Под обложкой лежала записка, отвечать на которую было уже не надо — ответ ушёл с почтовым мешком, — и я всё равно перечитал три строки карандашом, торопливые, без обращения, и убрал их обратно под таблицы: пусть едут домой вместе с тетрадью.
Где-то там, на зюйд-осте, за четыре сотни миль, эта же ночь стояла над Сасебо, над пустыми стенками, к которым не вернётся линия, и над домами, где ещё не знают, — а депеша уже шла.

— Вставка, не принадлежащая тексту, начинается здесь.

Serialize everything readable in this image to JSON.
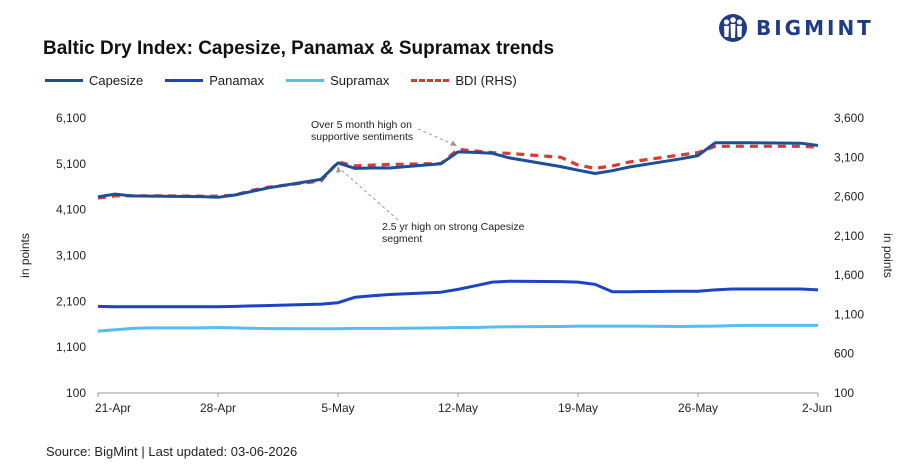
{
  "brand": {
    "logo_text": "BIGMINT",
    "logo_icon": "people-group-icon",
    "color": "#1f3c88"
  },
  "footer": {
    "source": "Source: BigMint | Last updated: 03-06-2026"
  },
  "chart_data": {
    "type": "line",
    "title": "Baltic Dry Index: Capesize, Panamax & Supramax trends",
    "ylabel": "in points",
    "y2label": "in points",
    "ylim": [
      100,
      6100
    ],
    "yticks": [
      100,
      1100,
      2100,
      3100,
      4100,
      5100,
      6100
    ],
    "yticklabels": [
      "100",
      "1,100",
      "2,100",
      "3,100",
      "4,100",
      "5,100",
      "6,100"
    ],
    "y2lim": [
      100,
      3600
    ],
    "y2ticks": [
      100,
      600,
      1100,
      1600,
      2100,
      2600,
      3100,
      3600
    ],
    "y2ticklabels": [
      "100",
      "600",
      "1,100",
      "1,600",
      "2,100",
      "2,600",
      "3,100",
      "3,600"
    ],
    "x": [
      "2026-04-21",
      "2026-04-22",
      "2026-04-23",
      "2026-04-24",
      "2026-04-27",
      "2026-04-28",
      "2026-04-29",
      "2026-04-30",
      "2026-05-01",
      "2026-05-04",
      "2026-05-05",
      "2026-05-06",
      "2026-05-07",
      "2026-05-08",
      "2026-05-11",
      "2026-05-12",
      "2026-05-13",
      "2026-05-14",
      "2026-05-15",
      "2026-05-18",
      "2026-05-19",
      "2026-05-20",
      "2026-05-21",
      "2026-05-22",
      "2026-05-25",
      "2026-05-26",
      "2026-05-27",
      "2026-05-28",
      "2026-05-29",
      "2026-06-01",
      "2026-06-02"
    ],
    "xticks": [
      "2026-04-21",
      "2026-04-28",
      "2026-05-05",
      "2026-05-12",
      "2026-05-19",
      "2026-05-26",
      "2026-06-02"
    ],
    "xticklabels": [
      "21-Apr",
      "28-Apr",
      "5-May",
      "12-May",
      "19-May",
      "26-May",
      "2-Jun"
    ],
    "series": [
      {
        "name": "Capesize",
        "axis": "left",
        "color": "#1f4e99",
        "dash": "none",
        "values": [
          4380,
          4440,
          4400,
          4395,
          4385,
          4370,
          4420,
          4500,
          4580,
          4760,
          5120,
          5000,
          5010,
          5010,
          5100,
          5360,
          5350,
          5330,
          5230,
          5040,
          4960,
          4890,
          4950,
          5030,
          5210,
          5280,
          5560,
          5560,
          5560,
          5550,
          5500
        ]
      },
      {
        "name": "Panamax",
        "axis": "left",
        "color": "#1d44c4",
        "dash": "none",
        "values": [
          1990,
          1980,
          1980,
          1980,
          1980,
          1980,
          1990,
          2000,
          2010,
          2040,
          2070,
          2190,
          2220,
          2250,
          2300,
          2360,
          2440,
          2520,
          2540,
          2530,
          2520,
          2470,
          2310,
          2310,
          2320,
          2320,
          2350,
          2370,
          2370,
          2370,
          2350
        ]
      },
      {
        "name": "Supramax",
        "axis": "left",
        "color": "#56bdf0",
        "dash": "none",
        "values": [
          1450,
          1480,
          1510,
          1520,
          1520,
          1530,
          1520,
          1510,
          1505,
          1500,
          1500,
          1510,
          1510,
          1510,
          1520,
          1530,
          1530,
          1540,
          1545,
          1550,
          1560,
          1560,
          1560,
          1560,
          1550,
          1555,
          1560,
          1570,
          1575,
          1575,
          1575
        ]
      },
      {
        "name": "BDI (RHS)",
        "axis": "right",
        "color": "#d93b30",
        "dash": "8,6",
        "values": [
          2580,
          2610,
          2610,
          2610,
          2605,
          2605,
          2620,
          2680,
          2720,
          2800,
          3040,
          2990,
          3000,
          3010,
          3020,
          3200,
          3180,
          3160,
          3150,
          3100,
          3000,
          2960,
          2990,
          3040,
          3130,
          3160,
          3240,
          3240,
          3240,
          3240,
          3230
        ]
      }
    ],
    "annotations": [
      {
        "lines": [
          "Over 5 month high on",
          "supportive sentiments"
        ],
        "target_x": "2026-05-12",
        "target_series": "BDI (RHS)"
      },
      {
        "lines": [
          "2.5 yr high on strong Capesize",
          "segment"
        ],
        "target_x": "2026-05-05",
        "target_series": "Capesize"
      }
    ],
    "legend_position": "top-left",
    "grid": false
  }
}
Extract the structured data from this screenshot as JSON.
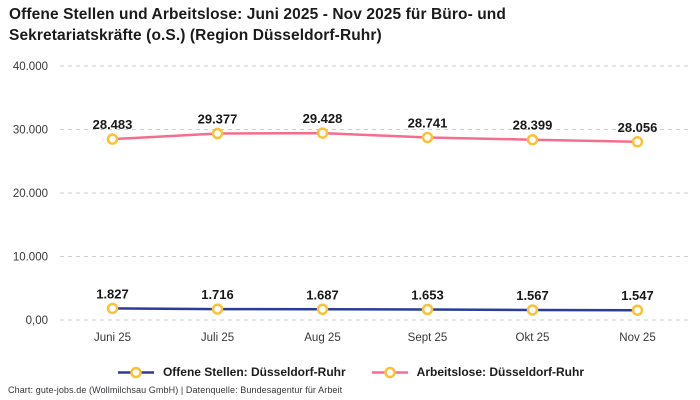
{
  "title": {
    "line1": "Offene Stellen und Arbeitslose: Juni 2025 - Nov 2025 für Büro- und",
    "line2": "Sekretariatskräfte (o.S.) (Region Düsseldorf-Ruhr)"
  },
  "footer": "Chart: gute-jobs.de (Wollmilchsau GmbH) | Datenquelle: Bundesagentur für Arbeit",
  "colors": {
    "open_positions_line": "#2b3d99",
    "unemployed_line": "#f56d8f",
    "marker_stroke": "#fbc237",
    "marker_fill": "#ffffff",
    "grid": "#cdcdcd",
    "data_label_text": "#18181b",
    "axis_text": "#38383c"
  },
  "chart_data": {
    "type": "line",
    "title": "Offene Stellen und Arbeitslose: Juni 2025 - Nov 2025 für Büro- und Sekretariatskräfte (o.S.) (Region Düsseldorf-Ruhr)",
    "categories": [
      "Juni 25",
      "Juli 25",
      "Aug 25",
      "Sept 25",
      "Okt 25",
      "Nov 25"
    ],
    "series": [
      {
        "name": "Offene Stellen: Düsseldorf-Ruhr",
        "color": "#2b3d99",
        "values": [
          1827,
          1716,
          1687,
          1653,
          1567,
          1547
        ],
        "labels": [
          "1.827",
          "1.716",
          "1.687",
          "1.653",
          "1.567",
          "1.547"
        ]
      },
      {
        "name": "Arbeitslose: Düsseldorf-Ruhr",
        "color": "#f56d8f",
        "values": [
          28483,
          29377,
          29428,
          28741,
          28399,
          28056
        ],
        "labels": [
          "28.483",
          "29.377",
          "29.428",
          "28.741",
          "28.399",
          "28.056"
        ]
      }
    ],
    "y_ticks": [
      {
        "value": 0,
        "label": "0,00"
      },
      {
        "value": 10000,
        "label": "10.000"
      },
      {
        "value": 20000,
        "label": "20.000"
      },
      {
        "value": 30000,
        "label": "30.000"
      },
      {
        "value": 40000,
        "label": "40.000"
      }
    ],
    "xlabel": "",
    "ylabel": "",
    "ylim": [
      0,
      40000
    ],
    "grid": true,
    "grid_style": "dashed",
    "marker": "circle-yellow-white-fill",
    "legend_position": "bottom"
  }
}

Перед сном поднялся на мостик — без нужды, послушать тишину с воды, — и вахтенный начальник доложил: горизонт чист, в дозоре вторая смена, с «Петропавловска» принято циркулярное — флоту с рассветом идти к Эллиотам, командирам отрядов представить реляции о действиях вверенных соединений к понедельнику.
Реляции. Я посмотрел на тёмный горизонт, где никого больше не было, потом на чистое небо, где никого и не бывало. Про эти двое суток напишут в Петербурге, в Токио, в Лондоне — а среди пишущих есть один человек с ровным почерком, который видел всё.
До понедельника оставалось три дня; внизу, проходя мимо кают-компании, я услышал, как Огарёв вполголоса рассказывает свой мичманский случай — в пятый раз за год и снова с новым концом, и слушали его двое бравских, для которых он был впервые.